When She Was



Diary entry #3

April 7, 1997
Sunnydale CA

Dear Diary

Today was totally crazy. You wouldn't believe it if I told you. Or maybe it's clear by now that my life is so many things but normal. Nothing about anything is normal anymore.

Can I just take a break? Can I just flip a switch and freeze the world for a moment? In the last month I have seen a woman switch bodies with her daughter, a gigantic bug trying to seduce Xander and eat his head, and a group of kids channeling the spirit of hyenas, one of them being Xander, who made Willow cry and actually sniffed me. That's taking "men are dogs" way too far.

Oh, and not to mention the legions of vampires that I've had to deal with. But, you know, that's nothing new. Vampires I can handle. Not that I want to handle them or anything. I just know how. They're a piece of cake (well, maybe not the reclusive Master because he's all mysterious and his friends can't stop telling me how big and evil he is, which I am starting to suspect is all talk).
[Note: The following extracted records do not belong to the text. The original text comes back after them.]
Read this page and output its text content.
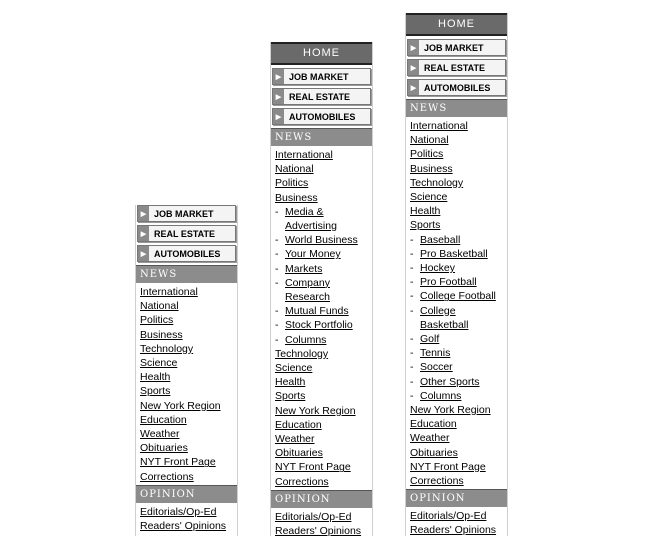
▶ JOB MARKET
▶ REAL ESTATE
▶ AUTOMOBILES
NEWS
International
National
Politics
Business
Technology
Science
Health
Sports
New York Region
Education
Weather
Obituaries
NYT Front Page
Corrections
OPINION
Editorials/Op-Ed
Readers' Opinions
HOME
▶ JOB MARKET
▶ REAL ESTATE
▶ AUTOMOBILES
NEWS
International
National
Politics
Business
- Media & Advertising
- World Business
- Your Money
- Markets
- Company Research
- Mutual Funds
- Stock Portfolio
- Columns
Technology
Science
Health
Sports
New York Region
Education
Weather
Obituaries
NYT Front Page
Corrections
OPINION
Editorials/Op-Ed
Readers' Opinions
HOME
▶ JOB MARKET
▶ REAL ESTATE
▶ AUTOMOBILES
NEWS
International
National
Politics
Business
Technology
Science
Health
Sports
- Baseball
- Pro Basketball
- Hockey
- Pro Football
- College Football
- College Basketball
- Golf
- Tennis
- Soccer
- Other Sports
- Columns
New York Region
Education
Weather
Obituaries
NYT Front Page
Corrections
OPINION
Editorials/Op-Ed
Readers' Opinions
You just hit them with flying kicks, avoid their moves, and aim your stake at their hearts. Easy as...very evil pie.

But all the other Hellmouthy stuff is weird. Giles wasn't kidding. Xander's still waiting for the Succubi. I think he's actually looking forward to that one. Don't even ask.
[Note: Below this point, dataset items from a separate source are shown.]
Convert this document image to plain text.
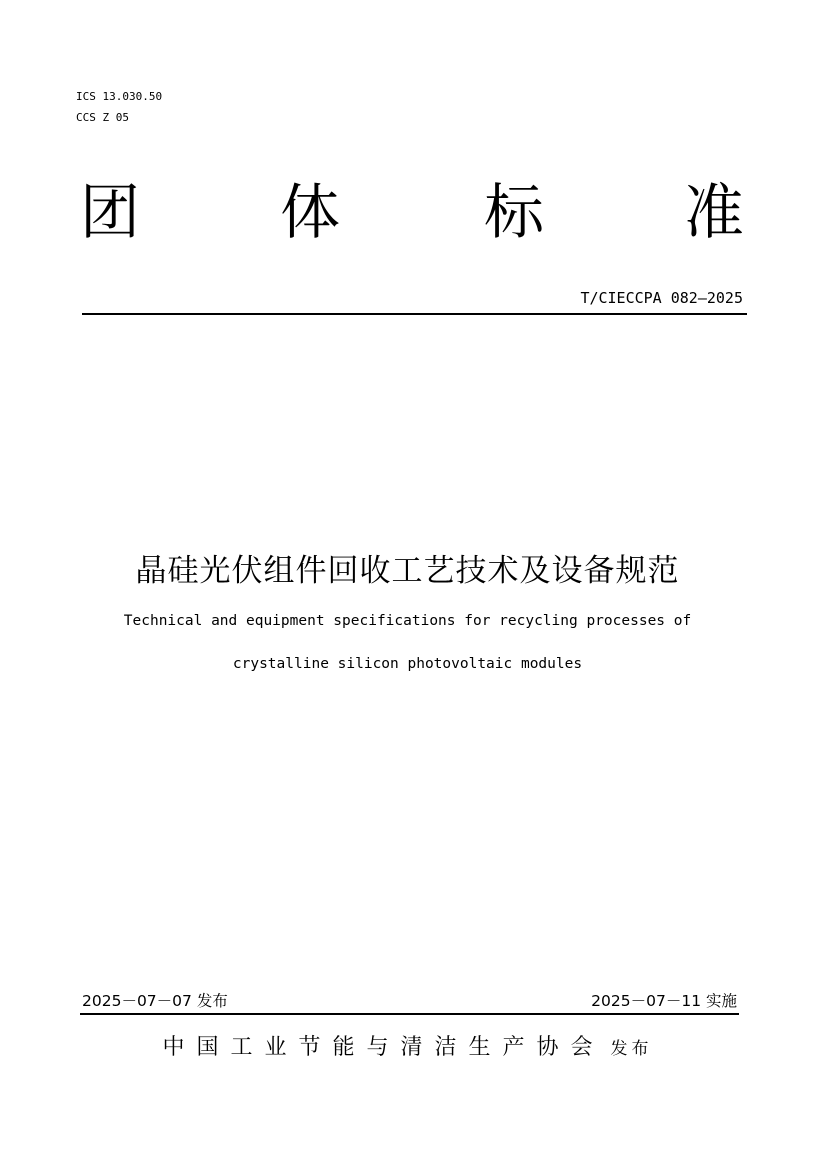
ICS 13.030.50
CCS Z 05
团 体 标 准
T/CIECCPA 082—2025
晶硅光伏组件回收工艺技术及设备规范
Technical and equipment specifications for recycling processes of
crystalline silicon photovoltaic modules
2025－07－07 发布	2025－07－11 实施
中国工业节能与清洁生产协会 发布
I have to mention Owen. He is like so cute and...deep. I liked him and all but...I can't even say it. It's just wrong. Ok, I'll say it.

Remember A? After that whole deal with the fork dude I saw A at The Bronze. He had let me wear his leather jacket and I still had it and was trying to give it back to him but he just said "It looks better on you" and walked away. But he looked back at me and there was something in his eyes. It was like dangerous and suffocating and hot and cold all at the same time. I felt a heat come over me starting from the center of my stomach and I could hardly breathe. It was for just a few seconds but it was the longest few seconds of my life. What is it about this guy? He's probably like 20 years old and I'm 16 and he would never go out with a girl my age and I'm sure he has tons of older women falling at his feet and...
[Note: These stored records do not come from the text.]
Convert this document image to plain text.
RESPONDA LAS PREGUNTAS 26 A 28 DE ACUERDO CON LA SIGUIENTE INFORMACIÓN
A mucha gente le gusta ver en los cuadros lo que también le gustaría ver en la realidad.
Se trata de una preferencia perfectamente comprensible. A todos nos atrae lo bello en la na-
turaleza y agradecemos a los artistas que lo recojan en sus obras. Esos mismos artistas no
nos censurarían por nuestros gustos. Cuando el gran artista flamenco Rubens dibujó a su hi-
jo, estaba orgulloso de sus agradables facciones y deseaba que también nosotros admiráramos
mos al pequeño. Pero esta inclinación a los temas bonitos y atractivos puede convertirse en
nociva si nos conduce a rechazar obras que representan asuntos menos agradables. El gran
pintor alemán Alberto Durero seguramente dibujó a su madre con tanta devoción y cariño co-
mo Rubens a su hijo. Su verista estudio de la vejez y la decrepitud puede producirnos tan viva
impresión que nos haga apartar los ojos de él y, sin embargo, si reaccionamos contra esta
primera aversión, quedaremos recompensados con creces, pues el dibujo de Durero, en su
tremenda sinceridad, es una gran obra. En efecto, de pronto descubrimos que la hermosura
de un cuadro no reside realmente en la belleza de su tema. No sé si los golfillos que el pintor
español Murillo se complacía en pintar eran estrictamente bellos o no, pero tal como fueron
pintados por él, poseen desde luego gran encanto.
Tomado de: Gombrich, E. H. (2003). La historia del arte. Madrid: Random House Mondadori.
I can't help what I feel. I can't help what a hunk A is and I can't help that his eyes are penetrating and that when we are together everything around us goes dim and we are the only ones there and...

And so when I met Owen I wanted it to be him. I wanted a normal boyfriend from a normal high school in a normal world. I wanted something to make sense. Nothing else does. Not A, not my mom and dad getting a divorce, and definitely not slaying vampires every single night of my life.

So Owen was it. He was the key to everything. But when he experienced the danger that is my life he wanted more. I realized then that it wouldn't work. Willow and Xander and even Giles, they know the score. Owen was practically lunch on stick for the vampires and there is no way I'm helping him die.

Giles said something that really made me think. It was all this stuff about Destiny and how being a Watcher was his Destiny and I suddenly realized what being a Slayer really is. It's like a promise. By being a Slayer I promise to help people. I'm like really important. And I hadn't thought about it in that way before.

Oh, and we totally killed the stupid Anointed One. There's no use going into that because it's just another one of The Master's minions. I hope that by slaying all his friends, The Master finally gets the message. I'm coming for him next.

Oh, and A is so not even on my mind anymore. Oh, wait. Darn it.